A pharmacy list was obtained from The Little Blue Book 2014, a phonebook for physicians. Only open pharmacies serving the general public were included. One of three female researchers phoned 690 listed pharmacies, and asked questions posing as a woman seeking EC. The script included questions about availability (in-stock), location of product, cost, weight-appropriateness, and age requirements. Completely accessible was defined as: in stock, on shelf, with no ID requirements. Geographic region were categorized as urban, rural, or frontier counties. Of 64 counties, 52 had less than 10 pharmacies, and 18 had none listed. Rates of in-stock, completely accessible, and weight-appropriateness were summarized with frequency and percent, and compared by county and pharmacy type using chi-square tests.


Of 631 pharmacies, the majority were urban (85%) and chain (86%).
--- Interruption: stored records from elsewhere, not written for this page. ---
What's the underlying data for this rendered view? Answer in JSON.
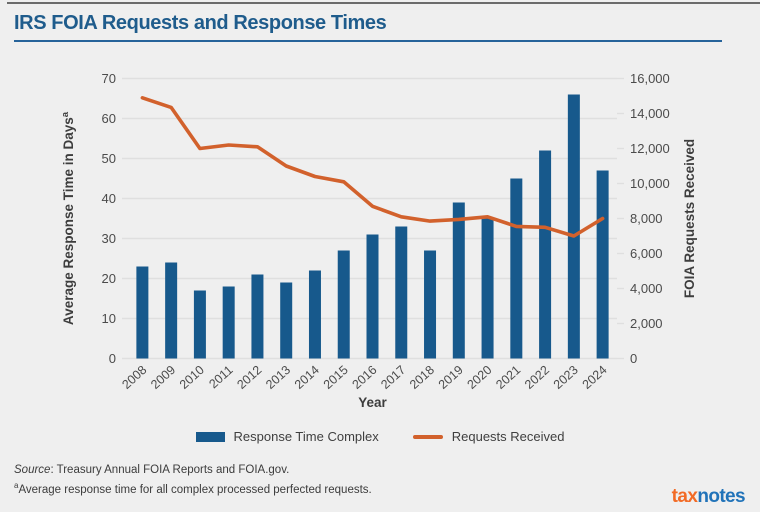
{
  "header": {
    "title": "IRS FOIA Requests and Response Times"
  },
  "chart_data": {
    "type": "bar",
    "title": "IRS FOIA Requests and Response Times",
    "x": [
      2008,
      2009,
      2010,
      2011,
      2012,
      2013,
      2014,
      2015,
      2016,
      2017,
      2018,
      2019,
      2020,
      2021,
      2022,
      2023,
      2024
    ],
    "series": [
      {
        "name": "Response Time Complex",
        "type": "bar",
        "axis": "left",
        "values": [
          23,
          24,
          17,
          18,
          21,
          19,
          22,
          27,
          31,
          33,
          27,
          39,
          35,
          45,
          52,
          66,
          47
        ]
      },
      {
        "name": "Requests Received",
        "type": "line",
        "axis": "right",
        "values": [
          14900,
          14350,
          12000,
          12200,
          12100,
          11000,
          10400,
          10100,
          8700,
          8100,
          7850,
          7950,
          8100,
          7550,
          7500,
          7000,
          8000
        ]
      }
    ],
    "x_axis": {
      "label": "Year"
    },
    "left_axis": {
      "label": "Average Response Time in Days",
      "label_superscript": "a",
      "ticks": [
        0,
        10,
        20,
        30,
        40,
        50,
        60,
        70
      ],
      "range": [
        0,
        70
      ]
    },
    "right_axis": {
      "label": "FOIA Requests Received",
      "tick_labels": [
        "0",
        "2,000",
        "4,000",
        "6,000",
        "8,000",
        "10,000",
        "12,000",
        "14,000",
        "16,000"
      ],
      "tick_values": [
        0,
        2000,
        4000,
        6000,
        8000,
        10000,
        12000,
        14000,
        16000
      ],
      "range": [
        0,
        16000
      ]
    },
    "colors": {
      "bar": "#17598c",
      "line": "#d2612c",
      "grid": "#dfdfdf",
      "tick_text": "#4b4b4b",
      "axis_label_text": "#3d3d3d"
    },
    "grid": true,
    "legend_position": "bottom"
  },
  "footer": {
    "source_word": "Source",
    "source_rest": ": Treasury Annual FOIA Reports and FOIA.gov.",
    "footnote_sup": "a",
    "footnote_text": "Average response time for all complex processed perfected requests.",
    "logo": {
      "part1": "tax",
      "part2": "notes"
    }
  }
}
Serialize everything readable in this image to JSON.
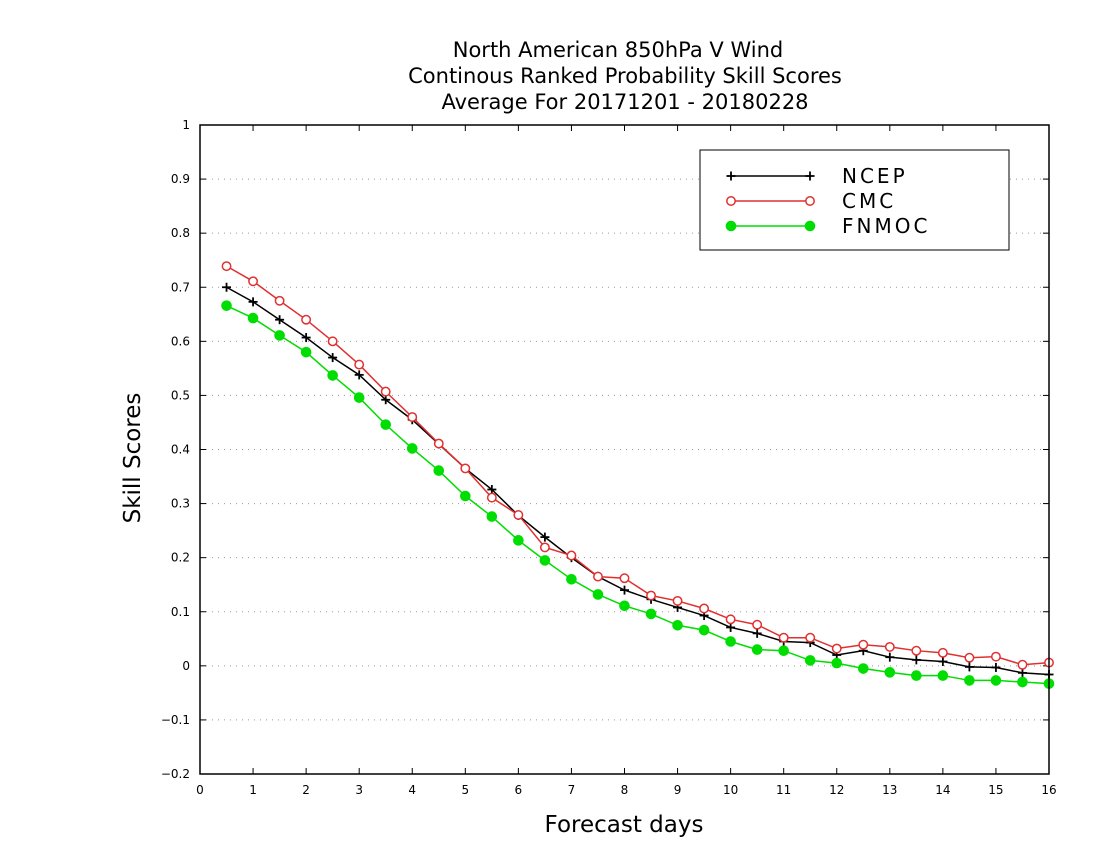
{
  "chart_data": {
    "type": "line",
    "title": [
      "North American 850hPa V Wind",
      "Continous Ranked Probability Skill Scores",
      "Average For 20171201 - 20180228"
    ],
    "xlabel": "Forecast days",
    "ylabel": "Skill Scores",
    "xlim": [
      0,
      16
    ],
    "ylim": [
      -0.2,
      1
    ],
    "xticks": [
      "0",
      "1",
      "2",
      "3",
      "4",
      "5",
      "6",
      "7",
      "8",
      "9",
      "10",
      "11",
      "12",
      "13",
      "14",
      "15",
      "16"
    ],
    "yticks": [
      "−0.2",
      "−0.1",
      "0",
      "0.1",
      "0.2",
      "0.3",
      "0.4",
      "0.5",
      "0.6",
      "0.7",
      "0.8",
      "0.9",
      "1"
    ],
    "grid": "horizontal dotted",
    "legend_position": "top-right",
    "x": [
      0.5,
      1,
      1.5,
      2,
      2.5,
      3,
      3.5,
      4,
      4.5,
      5,
      5.5,
      6,
      6.5,
      7,
      7.5,
      8,
      8.5,
      9,
      9.5,
      10,
      10.5,
      11,
      11.5,
      12,
      12.5,
      13,
      13.5,
      14,
      14.5,
      15,
      15.5,
      16
    ],
    "series": [
      {
        "name": "NCEP",
        "color": "#000000",
        "marker": "plus",
        "values": [
          0.7,
          0.673,
          0.64,
          0.607,
          0.57,
          0.538,
          0.492,
          0.455,
          0.41,
          0.365,
          0.326,
          0.278,
          0.238,
          0.2,
          0.165,
          0.14,
          0.123,
          0.108,
          0.093,
          0.071,
          0.06,
          0.045,
          0.043,
          0.02,
          0.028,
          0.016,
          0.011,
          0.008,
          -0.002,
          -0.003,
          -0.013,
          -0.016
        ]
      },
      {
        "name": "CMC",
        "color": "#e03030",
        "marker": "open-circle",
        "values": [
          0.739,
          0.711,
          0.675,
          0.64,
          0.6,
          0.557,
          0.507,
          0.46,
          0.411,
          0.365,
          0.311,
          0.279,
          0.219,
          0.204,
          0.165,
          0.162,
          0.13,
          0.12,
          0.106,
          0.086,
          0.076,
          0.052,
          0.052,
          0.032,
          0.039,
          0.035,
          0.028,
          0.024,
          0.015,
          0.017,
          0.002,
          0.006
        ]
      },
      {
        "name": "FNMOC",
        "color": "#00dd00",
        "marker": "filled-circle",
        "values": [
          0.666,
          0.643,
          0.611,
          0.58,
          0.537,
          0.496,
          0.446,
          0.402,
          0.361,
          0.314,
          0.276,
          0.232,
          0.195,
          0.16,
          0.132,
          0.111,
          0.096,
          0.075,
          0.066,
          0.045,
          0.03,
          0.028,
          0.01,
          0.005,
          -0.005,
          -0.012,
          -0.018,
          -0.018,
          -0.027,
          -0.027,
          -0.03,
          -0.033
        ]
      }
    ]
  }
}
Pharmacy technicians (62%) and females (71%) completed the survey most often. Most pharmacies stocked EC (87%), but only 23% had EC completely accessible. Neither EC stock nor completely accessible rate differed significantly by geographic region. Both EC stock and completely accessible rate differed across independent, chain and 24-hour type (p<0.01). 5% did not have any EC in-stock and were unwilling to order it. Only19.2% correctly identified a weight-dose effect, 10/105 of which offered alternatives for patients with higher weight.


Rate of EC in-stock differs significantly by pharmacy type but not by geographic region. Access is restricted by behind-the-counter status and outdated ID requirements that are inconsistent with recent regulatory changes. Most pharmacies were unfamiliar with the weight concerns for levonorgestrel-based EC. In rural and frontier areas, the small number of pharmacy locations over a large geographic area is a barrier in itself, with a compounded effect of low rates of stock in the frontier region, and across the board high rates of barriers within the store.

Learning Areas:

Advocacy for health and health education

Learning Objectives:
List the various barriers to access to emergency contraception in Colorado Describe the differences between access to emergency contraception in rural, urban and frontier counties in Colorado State the current federal laws pertaining to access to EC in the US

Keyword(s): Contraception, Accessibility

Presenting author's disclosure statement:

Qualified on the content I am responsible for because: I am a student completing a summer internship through the LEADS (Leadership, Education, Advocacy, Development and Scholarship) program at the University of Colorado School of Medicine. My stipend is funded by The Colorado Health Foundation. I have been working closely with Dr. Carol Stamm, a board certified OB/GYN who has completed numerous granted funded research projects on women's health. This is her first study on emergency contraception accessibility.
Any relevant financial relationships? No

I agree to comply with the American Public Health Association Conflict of Interest and Commercial Support Guidelines, and to disclose to the participants any off-label or experimental uses of a commercial product or service discussed in my presentation.